Hanukkah spans Dec. 14 to 22 this year. The eight-day festival commemorates when the Maccabean Jews regained control of Jerusalem and rededicated the Temple. They only had enough olive oil to burn a lamp in the Temple for one night, but it stayed lit for eight nights. 

“In order to remind us of the oil, Jews eat a lot of oily foods during this holiday,” Ryan Rosenthal, co-owner of The Onion Roll, said. “The Ashkenazi’s, which are a group of Jews that only had potatoes and onion, so they got very creative and made potato pancakes.”

Latkes, as they are called, are popular in many Jewish delis. At The Onion Roll, they start with Idaho potatoes, chopped fine with a bits of onion, salt and pepper. Panko crumbs are added as a binder. Formed into patties, the pancakes are slipped into olive oil and fried until they are crisp on the outside and soft and warm on the inside. 

This North Avenue deli goes a step further. They serve a latke flight – like you’d have a flight of wine or beer tasting.

 “One pancake will have applesauce. A second pancake will have sour cream and chive, and the third pancake will be a Nova pancake,” Rosenthal said.

The Nova is topped with hand-sliced lox, rolled around cream cheese and topped with chives. As it’s been said, bet you can’t eat just one. 

River Forest Chocolates – Peppermint bark

Peppermint Bark from River Forest Chocolates (Risé Sanders-Weir)

A candy cane is said to symbolize a shepherd’s staff. The crook evokes the shepherd of men that the baby Jesus will become. River Forest Chocolates owner Donna Slepicka remembers that connection and putting candy canes on her Christmas tree, but at her shop on Lake Street in River Forest she transforms them into another treat of the season: peppermint bark.

“We crush peppermint, candy canes,” Slepicka said. “My chocolate is couverture. that is very high in cocoa butter, which is the most expensive ingredient in chocolate. It’s creamier and it just has a better flavor.”

To do justice to that quality of chocolate, it is tempered in-house. That means melting it, then raising the temperature higher, then lowering it in a way that aligns the confection’s crystals. This creates the distinctive snap of high-end chocolate. 

At River Forest Chocolates, they add a touch of peppermint oil to batches that will become peppermint bark. 

“That makes it a little more special than what you get at the grocery or big box stores,” Slepicka said. “When you say Christmas, it is all about peppermint. In the winter I think mint because it’s cold out. It is just all the more appealing because it’s minty and it’s fresh. This is just my own take on it.”

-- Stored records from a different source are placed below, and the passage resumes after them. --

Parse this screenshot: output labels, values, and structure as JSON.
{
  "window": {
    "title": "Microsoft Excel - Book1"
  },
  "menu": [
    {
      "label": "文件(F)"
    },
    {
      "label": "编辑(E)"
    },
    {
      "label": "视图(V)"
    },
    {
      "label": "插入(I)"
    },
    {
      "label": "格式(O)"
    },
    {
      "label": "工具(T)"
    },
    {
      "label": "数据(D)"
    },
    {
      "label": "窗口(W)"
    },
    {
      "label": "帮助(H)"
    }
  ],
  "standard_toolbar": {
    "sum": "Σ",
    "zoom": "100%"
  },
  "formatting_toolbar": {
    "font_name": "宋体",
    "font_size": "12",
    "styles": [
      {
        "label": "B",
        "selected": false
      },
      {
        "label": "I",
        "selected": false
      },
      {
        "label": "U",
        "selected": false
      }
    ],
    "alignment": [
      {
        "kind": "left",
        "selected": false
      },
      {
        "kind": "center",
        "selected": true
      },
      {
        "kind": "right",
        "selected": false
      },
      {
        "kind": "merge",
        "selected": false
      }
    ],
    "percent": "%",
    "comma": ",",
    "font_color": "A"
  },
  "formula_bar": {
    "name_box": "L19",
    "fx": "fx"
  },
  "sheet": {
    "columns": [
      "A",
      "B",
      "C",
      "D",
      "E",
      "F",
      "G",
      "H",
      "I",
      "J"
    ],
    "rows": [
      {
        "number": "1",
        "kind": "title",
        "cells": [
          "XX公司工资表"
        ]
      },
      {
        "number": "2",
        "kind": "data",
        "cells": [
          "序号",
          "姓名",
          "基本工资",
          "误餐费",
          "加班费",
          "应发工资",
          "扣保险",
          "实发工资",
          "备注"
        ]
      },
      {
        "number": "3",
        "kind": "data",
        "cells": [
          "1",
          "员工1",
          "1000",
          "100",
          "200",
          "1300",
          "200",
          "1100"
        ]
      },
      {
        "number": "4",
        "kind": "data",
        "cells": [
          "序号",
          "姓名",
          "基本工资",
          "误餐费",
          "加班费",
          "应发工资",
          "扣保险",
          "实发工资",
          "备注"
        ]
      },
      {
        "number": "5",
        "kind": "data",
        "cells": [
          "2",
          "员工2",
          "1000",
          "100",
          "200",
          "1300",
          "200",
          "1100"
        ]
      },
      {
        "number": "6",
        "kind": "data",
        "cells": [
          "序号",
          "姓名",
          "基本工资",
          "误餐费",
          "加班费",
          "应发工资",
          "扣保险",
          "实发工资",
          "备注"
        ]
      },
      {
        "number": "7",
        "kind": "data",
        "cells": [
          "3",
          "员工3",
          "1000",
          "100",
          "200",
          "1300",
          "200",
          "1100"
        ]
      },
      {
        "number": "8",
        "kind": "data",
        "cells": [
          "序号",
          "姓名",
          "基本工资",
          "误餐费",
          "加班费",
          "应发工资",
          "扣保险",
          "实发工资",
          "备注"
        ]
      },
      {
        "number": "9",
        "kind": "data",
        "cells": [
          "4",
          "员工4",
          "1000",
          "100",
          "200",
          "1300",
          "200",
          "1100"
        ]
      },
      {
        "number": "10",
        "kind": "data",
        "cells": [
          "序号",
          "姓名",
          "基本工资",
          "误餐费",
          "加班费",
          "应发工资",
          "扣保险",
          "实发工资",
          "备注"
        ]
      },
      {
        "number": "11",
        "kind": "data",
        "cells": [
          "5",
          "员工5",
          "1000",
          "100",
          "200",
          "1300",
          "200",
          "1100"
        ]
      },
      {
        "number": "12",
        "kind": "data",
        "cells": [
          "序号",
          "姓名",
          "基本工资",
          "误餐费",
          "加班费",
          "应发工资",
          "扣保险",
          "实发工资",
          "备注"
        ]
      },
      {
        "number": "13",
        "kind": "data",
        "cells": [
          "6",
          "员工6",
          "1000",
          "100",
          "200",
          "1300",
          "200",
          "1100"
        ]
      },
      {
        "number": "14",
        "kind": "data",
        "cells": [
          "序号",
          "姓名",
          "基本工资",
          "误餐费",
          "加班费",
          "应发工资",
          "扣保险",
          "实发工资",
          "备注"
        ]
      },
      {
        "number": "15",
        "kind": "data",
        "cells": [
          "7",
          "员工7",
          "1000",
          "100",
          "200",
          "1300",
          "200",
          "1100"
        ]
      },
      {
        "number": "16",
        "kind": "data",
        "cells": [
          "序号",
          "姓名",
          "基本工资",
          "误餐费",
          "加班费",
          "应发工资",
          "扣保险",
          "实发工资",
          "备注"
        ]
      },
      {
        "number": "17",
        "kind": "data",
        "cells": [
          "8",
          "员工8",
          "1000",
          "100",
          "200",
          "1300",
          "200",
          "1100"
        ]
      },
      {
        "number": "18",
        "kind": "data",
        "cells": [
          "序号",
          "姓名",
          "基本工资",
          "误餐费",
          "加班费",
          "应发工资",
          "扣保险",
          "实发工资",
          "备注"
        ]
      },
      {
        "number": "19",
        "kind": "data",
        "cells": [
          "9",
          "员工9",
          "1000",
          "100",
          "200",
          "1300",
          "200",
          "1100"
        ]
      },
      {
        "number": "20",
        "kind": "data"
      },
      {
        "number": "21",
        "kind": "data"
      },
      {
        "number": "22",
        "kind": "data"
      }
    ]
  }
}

Spilt Milk – “World Peace” chocolate cookie

World Peace Chocolate Cookie from Spilt Milk (Risé Sanders-Weir)

This time of the year, we see many cards, signs that encourage, even implore Peace on Earth. What ingredients are needed to make that happen? Butter, flour, cocoa powder, egg, sugar, vanilla – mix them together in the right portions and cookies emerge. A cookie with the power of world peace? 

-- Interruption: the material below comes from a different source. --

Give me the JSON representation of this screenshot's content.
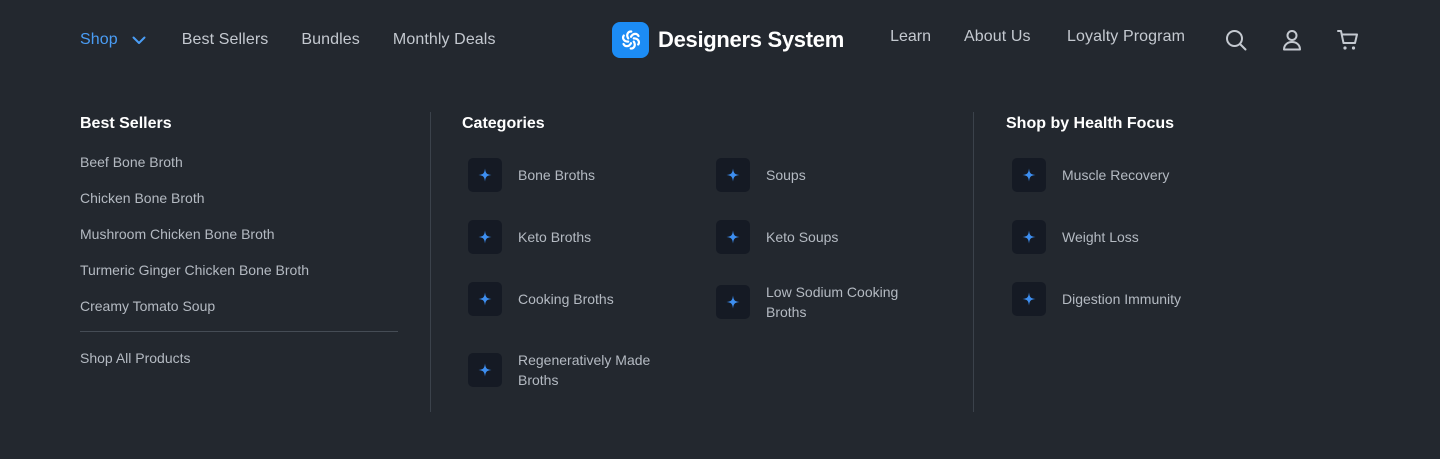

“It’s just a small statement,” Nikos Liargovas, owner of Spilt Milk, said. “What holidays is, is about people putting their best efforts to be as cheerful as possible, to be as positive, maybe trying to forget some of the problems that we all have.”

In the fractured and crummy world that we are inhabiting at the moment, the new owners of Spilt Milk bakery figure that chocolate cookies can’t hurt. 

“It’s a very simple recipe, it doesn’t have secret ingredients,” Sandra Liargovas, wife and co-owner with her husband Nikos, said. “Something so simple can have such a big name. It’s small things that can make this season and make people’s life better with some small effort. 

“If you put some effort in to give some positivity out, somebody else takes that and returns it back to someone else,” Nikos Liargovas said. “Maybe that’s why the holiday season feels better all over. Just a little bit of effort from everyone.”

Most of us can agree on a love of cookies and a love of chocolate. So that’s a start.